Why White Horses? Sculpting, Oregon Country Fair and such

 This White Horse was a Christmas gift from my Grandson Casey. He digitally sculpted it in the computer program Blender and then physically carved it in a 3D printer. (It took about 9 hours, he said.)


 

You probably know why I call this blog Wish on White Horses, although the site isn’t about horses. 

 

For those who don’t know, the title came from a day so hot that fair vendors squirted us with cool water to keep us vertical. 

 

Our friends Rita and Bob sat with Neil and me as we traveled by bus to avoid the drive and the parking trip into the left field for the Oregon Country Fair in Veneta, Oregon. 

 

Suddenly, Rita, beside me, said, “Quick, make a wish.”

 

“Why?” 

 

“A white horse. I always wish on white horses.”

 

I looked to the pasture alongside the road where a white horse, head bent to the ground, grazing on the green grass, and quickly thought up a wish. I don’t remember for what, but it must have come true. 

 

It tickled me to learn about wishing on white horses, for, as a child, I wished on every birthday candle, every shooting star that managed to cross my vision, and every first star of the night from when I was nine years old until I was twelve when my wish came true.

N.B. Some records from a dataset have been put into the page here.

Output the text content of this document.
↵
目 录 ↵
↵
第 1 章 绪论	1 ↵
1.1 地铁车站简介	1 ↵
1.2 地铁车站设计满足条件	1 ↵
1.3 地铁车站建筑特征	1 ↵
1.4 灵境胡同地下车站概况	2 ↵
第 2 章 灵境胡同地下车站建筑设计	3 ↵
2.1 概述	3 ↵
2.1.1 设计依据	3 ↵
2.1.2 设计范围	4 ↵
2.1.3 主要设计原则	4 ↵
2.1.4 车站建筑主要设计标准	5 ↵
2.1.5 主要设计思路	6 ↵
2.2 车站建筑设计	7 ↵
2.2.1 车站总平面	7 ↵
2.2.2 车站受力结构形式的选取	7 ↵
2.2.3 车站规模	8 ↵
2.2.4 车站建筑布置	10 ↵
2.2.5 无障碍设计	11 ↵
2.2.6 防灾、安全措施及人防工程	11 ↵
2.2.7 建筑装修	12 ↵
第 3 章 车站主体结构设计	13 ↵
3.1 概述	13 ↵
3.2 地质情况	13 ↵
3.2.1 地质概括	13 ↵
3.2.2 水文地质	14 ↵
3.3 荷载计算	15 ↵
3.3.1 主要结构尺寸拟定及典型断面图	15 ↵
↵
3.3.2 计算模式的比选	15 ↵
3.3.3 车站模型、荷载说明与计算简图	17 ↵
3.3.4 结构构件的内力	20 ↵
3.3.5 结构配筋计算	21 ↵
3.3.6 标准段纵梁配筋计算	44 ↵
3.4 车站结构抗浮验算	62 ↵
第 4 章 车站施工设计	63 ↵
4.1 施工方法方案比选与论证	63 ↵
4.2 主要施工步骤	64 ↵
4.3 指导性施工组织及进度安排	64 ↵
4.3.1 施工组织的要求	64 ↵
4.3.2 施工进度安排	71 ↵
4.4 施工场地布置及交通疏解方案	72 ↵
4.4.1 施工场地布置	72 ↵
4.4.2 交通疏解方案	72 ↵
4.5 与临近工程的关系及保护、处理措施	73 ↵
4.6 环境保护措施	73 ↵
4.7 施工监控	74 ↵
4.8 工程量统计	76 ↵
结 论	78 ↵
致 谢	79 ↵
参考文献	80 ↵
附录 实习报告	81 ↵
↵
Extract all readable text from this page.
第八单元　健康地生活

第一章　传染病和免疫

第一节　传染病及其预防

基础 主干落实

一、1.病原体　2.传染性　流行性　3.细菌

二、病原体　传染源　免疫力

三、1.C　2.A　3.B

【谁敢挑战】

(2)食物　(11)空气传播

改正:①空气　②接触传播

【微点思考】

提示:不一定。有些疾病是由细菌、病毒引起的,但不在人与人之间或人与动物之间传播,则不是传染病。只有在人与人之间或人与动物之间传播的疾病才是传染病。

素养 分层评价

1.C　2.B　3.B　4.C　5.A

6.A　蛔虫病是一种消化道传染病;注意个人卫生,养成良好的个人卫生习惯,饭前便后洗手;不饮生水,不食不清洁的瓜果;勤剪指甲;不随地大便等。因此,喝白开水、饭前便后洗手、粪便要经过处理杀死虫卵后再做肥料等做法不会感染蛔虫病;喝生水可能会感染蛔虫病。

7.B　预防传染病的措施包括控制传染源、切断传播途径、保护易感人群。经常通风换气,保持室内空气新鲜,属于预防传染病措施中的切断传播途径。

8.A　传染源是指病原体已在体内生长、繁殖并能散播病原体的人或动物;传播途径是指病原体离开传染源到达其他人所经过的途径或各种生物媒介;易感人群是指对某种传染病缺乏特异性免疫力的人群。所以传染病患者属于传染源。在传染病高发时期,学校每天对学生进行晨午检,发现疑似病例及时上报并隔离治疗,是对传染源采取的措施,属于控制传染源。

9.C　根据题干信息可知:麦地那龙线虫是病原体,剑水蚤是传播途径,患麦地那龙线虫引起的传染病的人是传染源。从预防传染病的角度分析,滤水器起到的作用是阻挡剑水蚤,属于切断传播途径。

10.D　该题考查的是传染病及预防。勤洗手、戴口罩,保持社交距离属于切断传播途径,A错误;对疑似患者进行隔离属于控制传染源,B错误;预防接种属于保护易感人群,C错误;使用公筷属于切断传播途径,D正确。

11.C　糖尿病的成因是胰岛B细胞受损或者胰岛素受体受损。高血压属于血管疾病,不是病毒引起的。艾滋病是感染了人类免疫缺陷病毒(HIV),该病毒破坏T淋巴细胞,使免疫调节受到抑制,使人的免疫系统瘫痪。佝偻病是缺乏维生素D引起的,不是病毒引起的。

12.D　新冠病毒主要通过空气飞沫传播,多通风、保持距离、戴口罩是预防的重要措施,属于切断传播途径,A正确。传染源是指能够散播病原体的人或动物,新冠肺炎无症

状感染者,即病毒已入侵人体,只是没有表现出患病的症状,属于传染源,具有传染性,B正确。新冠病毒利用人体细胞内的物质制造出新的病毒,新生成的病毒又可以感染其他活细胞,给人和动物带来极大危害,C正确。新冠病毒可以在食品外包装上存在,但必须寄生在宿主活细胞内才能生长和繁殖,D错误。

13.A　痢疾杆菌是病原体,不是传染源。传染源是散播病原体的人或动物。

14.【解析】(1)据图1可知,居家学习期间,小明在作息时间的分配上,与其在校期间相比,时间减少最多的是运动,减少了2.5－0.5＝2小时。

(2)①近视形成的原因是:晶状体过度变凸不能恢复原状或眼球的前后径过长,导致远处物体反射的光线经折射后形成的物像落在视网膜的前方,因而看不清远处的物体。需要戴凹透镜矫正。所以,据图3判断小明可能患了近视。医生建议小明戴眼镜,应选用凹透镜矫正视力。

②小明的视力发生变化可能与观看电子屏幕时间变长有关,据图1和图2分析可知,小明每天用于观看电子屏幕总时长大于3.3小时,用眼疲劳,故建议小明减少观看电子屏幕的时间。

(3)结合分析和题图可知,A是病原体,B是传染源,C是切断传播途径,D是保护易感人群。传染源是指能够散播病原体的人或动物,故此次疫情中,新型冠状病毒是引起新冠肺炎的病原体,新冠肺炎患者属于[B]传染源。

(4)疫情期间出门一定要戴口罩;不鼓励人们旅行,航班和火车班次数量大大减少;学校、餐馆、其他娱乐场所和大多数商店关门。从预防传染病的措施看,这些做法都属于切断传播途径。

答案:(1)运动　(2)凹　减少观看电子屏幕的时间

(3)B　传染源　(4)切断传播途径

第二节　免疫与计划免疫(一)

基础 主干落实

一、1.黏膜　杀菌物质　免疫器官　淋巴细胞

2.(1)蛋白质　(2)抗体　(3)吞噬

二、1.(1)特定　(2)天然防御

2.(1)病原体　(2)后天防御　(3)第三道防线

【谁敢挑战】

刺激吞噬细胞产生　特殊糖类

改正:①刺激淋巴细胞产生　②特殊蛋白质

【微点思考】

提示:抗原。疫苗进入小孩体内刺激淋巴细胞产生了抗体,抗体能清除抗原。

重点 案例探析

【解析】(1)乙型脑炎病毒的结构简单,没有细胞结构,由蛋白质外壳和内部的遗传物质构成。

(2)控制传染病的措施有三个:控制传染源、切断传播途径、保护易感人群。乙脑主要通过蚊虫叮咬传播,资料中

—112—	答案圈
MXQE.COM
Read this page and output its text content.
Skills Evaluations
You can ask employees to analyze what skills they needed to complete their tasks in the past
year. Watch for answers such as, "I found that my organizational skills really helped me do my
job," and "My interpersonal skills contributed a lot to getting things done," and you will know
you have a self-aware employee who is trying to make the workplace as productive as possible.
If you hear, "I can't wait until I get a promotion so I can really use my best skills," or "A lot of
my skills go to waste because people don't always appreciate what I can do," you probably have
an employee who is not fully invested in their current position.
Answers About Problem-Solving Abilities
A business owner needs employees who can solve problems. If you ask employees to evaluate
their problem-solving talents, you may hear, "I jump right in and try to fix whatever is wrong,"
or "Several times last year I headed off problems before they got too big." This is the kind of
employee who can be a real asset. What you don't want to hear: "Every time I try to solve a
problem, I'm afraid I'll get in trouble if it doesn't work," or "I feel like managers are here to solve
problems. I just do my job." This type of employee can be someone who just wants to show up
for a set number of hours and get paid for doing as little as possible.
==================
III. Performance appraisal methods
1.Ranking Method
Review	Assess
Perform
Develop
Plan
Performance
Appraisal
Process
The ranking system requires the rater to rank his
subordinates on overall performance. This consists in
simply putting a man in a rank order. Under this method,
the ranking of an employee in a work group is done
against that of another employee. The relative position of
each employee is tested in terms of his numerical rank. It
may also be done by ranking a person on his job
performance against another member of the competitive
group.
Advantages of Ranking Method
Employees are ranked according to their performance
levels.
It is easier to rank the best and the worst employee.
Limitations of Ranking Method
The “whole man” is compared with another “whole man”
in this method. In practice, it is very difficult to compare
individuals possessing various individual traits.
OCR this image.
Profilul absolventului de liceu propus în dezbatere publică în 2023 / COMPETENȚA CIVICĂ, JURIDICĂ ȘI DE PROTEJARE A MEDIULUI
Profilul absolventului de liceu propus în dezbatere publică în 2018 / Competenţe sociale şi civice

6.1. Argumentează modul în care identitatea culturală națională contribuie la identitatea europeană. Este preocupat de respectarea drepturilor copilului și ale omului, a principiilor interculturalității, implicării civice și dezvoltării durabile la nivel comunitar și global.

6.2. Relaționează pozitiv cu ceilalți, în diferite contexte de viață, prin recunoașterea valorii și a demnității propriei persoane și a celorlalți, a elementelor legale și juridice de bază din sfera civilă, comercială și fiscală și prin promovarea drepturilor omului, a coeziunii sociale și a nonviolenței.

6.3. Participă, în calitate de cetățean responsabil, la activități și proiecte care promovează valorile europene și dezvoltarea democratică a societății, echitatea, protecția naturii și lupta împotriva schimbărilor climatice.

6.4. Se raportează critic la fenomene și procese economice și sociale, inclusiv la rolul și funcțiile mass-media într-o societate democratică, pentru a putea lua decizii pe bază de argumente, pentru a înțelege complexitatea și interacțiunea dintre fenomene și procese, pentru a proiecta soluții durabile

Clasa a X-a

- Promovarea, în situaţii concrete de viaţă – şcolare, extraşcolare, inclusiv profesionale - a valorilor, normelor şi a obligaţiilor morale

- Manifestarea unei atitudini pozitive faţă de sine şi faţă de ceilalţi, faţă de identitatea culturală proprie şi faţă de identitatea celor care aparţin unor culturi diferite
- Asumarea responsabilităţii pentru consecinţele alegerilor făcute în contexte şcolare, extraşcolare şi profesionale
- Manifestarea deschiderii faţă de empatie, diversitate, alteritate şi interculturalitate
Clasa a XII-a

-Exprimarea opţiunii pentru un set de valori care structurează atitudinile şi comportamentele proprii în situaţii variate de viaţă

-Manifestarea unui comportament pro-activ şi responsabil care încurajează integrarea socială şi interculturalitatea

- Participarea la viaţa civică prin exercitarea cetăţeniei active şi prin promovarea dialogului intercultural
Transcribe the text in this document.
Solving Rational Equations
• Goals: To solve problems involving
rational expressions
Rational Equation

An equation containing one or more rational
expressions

My folks bought my gorgeous horse, Boots, for me.

 

You can see why I am so cuckoo over horses, for Boots was my partner and best bud for the following nine years. 

 

If you have never heard of or attended the Oregon CountryFair, it’s a phenomenon to experience. 

 

Even if you thought all the Hippies had gotten sucked up into the ether's, they get spit out for the three days of the Fair. It’s rather like a Renaissance Fair without the horse jousting. People dress (or undress) in whatever fun costume they can find. 

 

The booths displaying exquisite artworks are set among the trees and made from sticks and earthy materials, looking like a Hobbit village. The food is so good you want to sample everything. There is music and dancing and booths about sustainable living and new technologies. There is hot water from pipes coiled through a compost pile. 

 

People who have put together the fair party for three days. It is as though someone opened the doors to Shangri La. 

 

After three days, all human habitation or remains disappear except for the artistic fence bordering the entrance. The land reclaims its own. A big open field appears that was once a parking lot, and the trees return to their quiet whispering alongside the Long Tom River. 

 

The river generally floods in the spring, then evaporates in summer, leaving silt that makes the ground fertile come July when it is hot and the people return.

 

One summer, when Casey’s mother was pregnant with him, she went to the Fair and had her exposed belly painted with a coiled infant, such as existed inside.

 

Now Casey is 18, will graduate from high school this school year, made a white horse for me, and the wish on white horses lives on.